My business adviser said to me " You have to decide if what your doing is a business or a hobby"
I have been turning this over in my spirit for weeks now. The truth is, he's right. I have been too afraid to step all the way out on faith and do what I do for money. I do what I do for free. It's as if I don't feel worthy to charge for my talents. It wasn't until my business adviser clearly stated that what I am doing is just a hobby, did I get it.
The time for turning this over in my spirit is over. All the things I want to do I must do them. NOW! The passing of Dr. Maya Angelou caused me to revisit her work, to listen to her talks and to pay attention to what I am doing, has re-energized me. Sure, I've been energized before and somehow I fall back into a pattern of doubt and unworthiness. But the news of Barbara Smith... B.Smith's diagnosis of Alzheimer's stunned me and I immediately thought, I can no longer wait or dream about wanting to make things happen. I gotta move now. I gotta jump high now! Sure, I have this surge of energy. I've started and started and started countlless times... too many to even name.

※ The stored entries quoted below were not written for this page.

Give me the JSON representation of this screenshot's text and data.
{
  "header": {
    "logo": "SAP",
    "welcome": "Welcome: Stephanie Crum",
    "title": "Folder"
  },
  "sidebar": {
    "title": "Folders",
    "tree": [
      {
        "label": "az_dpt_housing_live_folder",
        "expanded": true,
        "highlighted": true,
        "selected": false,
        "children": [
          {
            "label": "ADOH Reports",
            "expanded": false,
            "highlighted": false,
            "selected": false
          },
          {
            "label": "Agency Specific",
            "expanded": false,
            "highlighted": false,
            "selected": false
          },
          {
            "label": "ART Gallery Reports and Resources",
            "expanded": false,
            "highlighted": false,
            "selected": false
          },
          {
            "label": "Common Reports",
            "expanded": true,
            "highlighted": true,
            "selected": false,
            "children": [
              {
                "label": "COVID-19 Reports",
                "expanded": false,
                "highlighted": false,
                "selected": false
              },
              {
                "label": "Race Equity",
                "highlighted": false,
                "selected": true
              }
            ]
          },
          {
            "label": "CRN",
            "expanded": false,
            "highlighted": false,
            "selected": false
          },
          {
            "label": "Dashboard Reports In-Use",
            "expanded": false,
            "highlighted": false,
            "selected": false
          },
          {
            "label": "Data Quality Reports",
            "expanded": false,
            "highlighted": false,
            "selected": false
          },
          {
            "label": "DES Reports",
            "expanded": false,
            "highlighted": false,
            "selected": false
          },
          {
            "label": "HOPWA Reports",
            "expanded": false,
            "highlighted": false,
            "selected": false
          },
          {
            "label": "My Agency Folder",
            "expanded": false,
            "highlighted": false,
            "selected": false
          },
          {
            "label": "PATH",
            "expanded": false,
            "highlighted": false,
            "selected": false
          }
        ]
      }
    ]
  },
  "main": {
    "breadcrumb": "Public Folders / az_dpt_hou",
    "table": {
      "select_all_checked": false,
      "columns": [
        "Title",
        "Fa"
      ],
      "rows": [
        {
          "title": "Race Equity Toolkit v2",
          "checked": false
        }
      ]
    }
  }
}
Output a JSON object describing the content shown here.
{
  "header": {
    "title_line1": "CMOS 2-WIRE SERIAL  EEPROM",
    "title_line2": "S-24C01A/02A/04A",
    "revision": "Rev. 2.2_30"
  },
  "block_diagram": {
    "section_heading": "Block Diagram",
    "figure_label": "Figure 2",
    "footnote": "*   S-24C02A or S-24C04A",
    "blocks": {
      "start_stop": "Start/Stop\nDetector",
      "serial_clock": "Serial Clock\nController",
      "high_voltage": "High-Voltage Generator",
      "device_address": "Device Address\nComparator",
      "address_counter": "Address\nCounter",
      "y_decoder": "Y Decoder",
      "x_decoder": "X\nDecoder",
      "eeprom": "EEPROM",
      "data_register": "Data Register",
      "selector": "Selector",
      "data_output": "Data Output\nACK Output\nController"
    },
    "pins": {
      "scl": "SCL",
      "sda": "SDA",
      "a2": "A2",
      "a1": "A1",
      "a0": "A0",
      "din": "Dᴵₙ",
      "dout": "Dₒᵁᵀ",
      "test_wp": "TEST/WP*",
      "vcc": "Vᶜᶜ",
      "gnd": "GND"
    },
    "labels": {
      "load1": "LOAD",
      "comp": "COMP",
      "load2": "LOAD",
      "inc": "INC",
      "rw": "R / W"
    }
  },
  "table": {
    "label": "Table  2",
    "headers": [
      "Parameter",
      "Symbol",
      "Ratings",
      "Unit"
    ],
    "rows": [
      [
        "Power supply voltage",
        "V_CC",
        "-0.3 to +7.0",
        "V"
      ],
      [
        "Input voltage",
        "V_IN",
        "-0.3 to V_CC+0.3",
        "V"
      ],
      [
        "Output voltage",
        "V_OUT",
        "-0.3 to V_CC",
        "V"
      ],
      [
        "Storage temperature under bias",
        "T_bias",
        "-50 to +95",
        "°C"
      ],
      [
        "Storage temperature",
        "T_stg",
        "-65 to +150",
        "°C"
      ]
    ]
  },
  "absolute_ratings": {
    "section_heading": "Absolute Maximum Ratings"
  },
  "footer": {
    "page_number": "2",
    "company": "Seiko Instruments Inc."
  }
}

Yesterday I sat down and actually started writing. And the distractions came swift and hard. And for the first time I could see how I get sucked into shit that has nothing to do with me. I allowed all manner of things to take over my attention. From the biggest to the smallest attention draining things. I had to work hard to stay on task... I was determined. For the first time I put real value on what I was doing. I didn't just see it as some indulgence or whim. I pushed myself to stay with it.
It is that kind of commitment I have to have. I have to value what I am doing above all others in the time that I give it. That is the lesson God has been guiding me to see. I am the priority... not in Me-Me-Me kind of way, but in how-I-cultivate-and-share-my-talents kind of way. If I am a writer, I must make time to write and the time I make to write has to be respected. If I am an artist, I must create and respect the time to create art. If I am a spiritual director, I must make time for prayer and spiritual direction. Whatever I say I want I have to make time to have it. This is what minding my business means.
This means truly leaving the poppy fields (code for all the things that keep me from my calling)
This is clear to me... I can build my business with a sense of yes, I can. And hold this in respect and reverence. I know this to be divine work. And I no longer can treat it as something other than my true calling.
I work for someone. I want to work for myself. I want to do the work I am called to do. I want financial freedom created out of my own hands.